In the first nine months of the pandemic, around 116 million babies were born around the world, according to Unicef estimates. This left researchers scrambling to answer a crucial question: Could the virus be transmitted through breast milk? Some people assumed it was possible. But as several groups of researchers tested the milk, they found no trace of viruses, only antibodies – suggesting that drinking milk could protect babies from infection.
The next big question for breast milk researchers was whether the protective benefits of a Covid vaccine could be passed on to babies in the same way. None of the vaccine trials included pregnant or breastfeeding women, so researchers had to find qualified breastfeeding women for the first deployment of the vaccine.
Through a Facebook group, Rebecca Powell, breastmilk immunologist at Icahn School of Medicine in Mount Sinai in Manhattan, found hundreds of doctors and nurses willing to share their breastmilk periodically. In her most recent study, which has not been officially published, she analyzed the milk of six women who received the Pfizer-BioNTech vaccine and four who received the Moderna vaccine, 14 days after the women received their vaccine. second injection. She found a significant number of a particular antibody, called IgG, in each of them. Other researchers have had similar results.

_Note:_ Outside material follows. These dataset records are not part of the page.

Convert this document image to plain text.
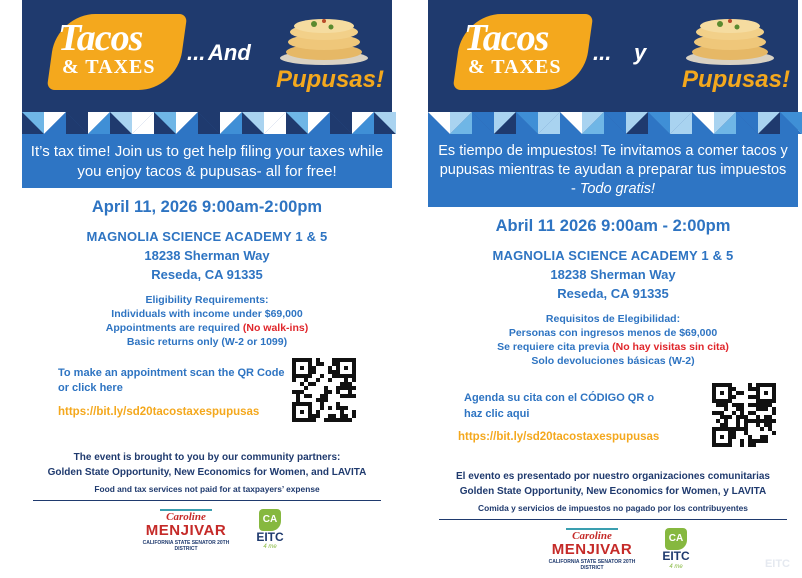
Tacos
& TAXES
... And
Pupusas!
It’s tax time! Join us to get help filing your taxes while you enjoy tacos & pupusas- all for free!
April 11, 2026 9:00am-2:00pm
MAGNOLIA SCIENCE ACADEMY 1 & 5
18238 Sherman Way
Reseda, CA 91335
Eligibility Requirements:
Individuals with income under $69,000
Appointments are required (No walk-ins)
Basic returns only (W-2 or 1099)
To make an appointment scan the QR Code or click here
https://bit.ly/sd20tacostaxespupusas
The event is brought to you by our community partners:
Golden State Opportunity, New Economics for Women, and LAVITA
Food and tax services not paid for at taxpayers’ expense
Caroline
MENJIVAR
CALIFORNIA STATE SENATOR 20TH DISTRICT
CA
EITC
4 me
Tacos
& TAXES
... y
Pupusas!
Es tiempo de impuestos! Te invitamos a comer tacos y pupusas mientras te ayudan a preparar tus impuestos - Todo gratis!
Abril 11 2026 9:00am - 2:00pm
MAGNOLIA SCIENCE ACADEMY 1 & 5
18238 Sherman Way
Reseda, CA 91335
Requisitos de Elegibilidad:
Personas con ingresos menos de $69,000
Se requiere cita previa (No hay visitas sin cita)
Solo devoluciones básicas (W-2)
Agenda su cita con el CÓDIGO QR o haz clic aqui
https://bit.ly/sd20tacostaxespupusas
El evento es presentado por nuestro organizaciones comunitarias
Golden State Opportunity, New Economics for Women, y LAVITA
Comida y servicios de impuestos no pagado por los contribuyentes
Caroline
MENJIVAR
CALIFORNIA STATE SENATOR 20TH DISTRICT
CA
EITC
4 me	EITC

“There are reasons to be excited,” said Dr. Kathryn Gray, a specialist in maternal fetal medicine at Brigham and Women’s Hospital in Boston, who has conducted similar studies. “We’ll assume that might provide some level of protection.”
But how do we know for sure? One way to test for this – to expose these babies to the virus – is, of course, unethical. Instead, some researchers have attempted to answer the question by studying the properties of antibodies. Are they neutralizing, that is, they prevent the virus from infecting human cells?
In a draft of a small study, an Israeli researcher found that they were. “Breast milk has the ability to prevent viral spread and block the ability of the virus to infect host cells that will lead to disease,” Yariv Wine, an applied immunologist at Tel Aviv University, wrote in an email. .
The research is too premature for vaccinated breastfeeding mothers to act as if their babies cannot be infected, however, said Dr Kirsi Jarvinen-Seppo, head of the pediatric allergy and immunology department at the Pediatric Allergy and Immunology Department. University of Rochester, which has been conducting similar studies. “There is no direct evidence that Covid antibodies in breast milk protect the infant – only evidence to suggest that this could be the case,” she said.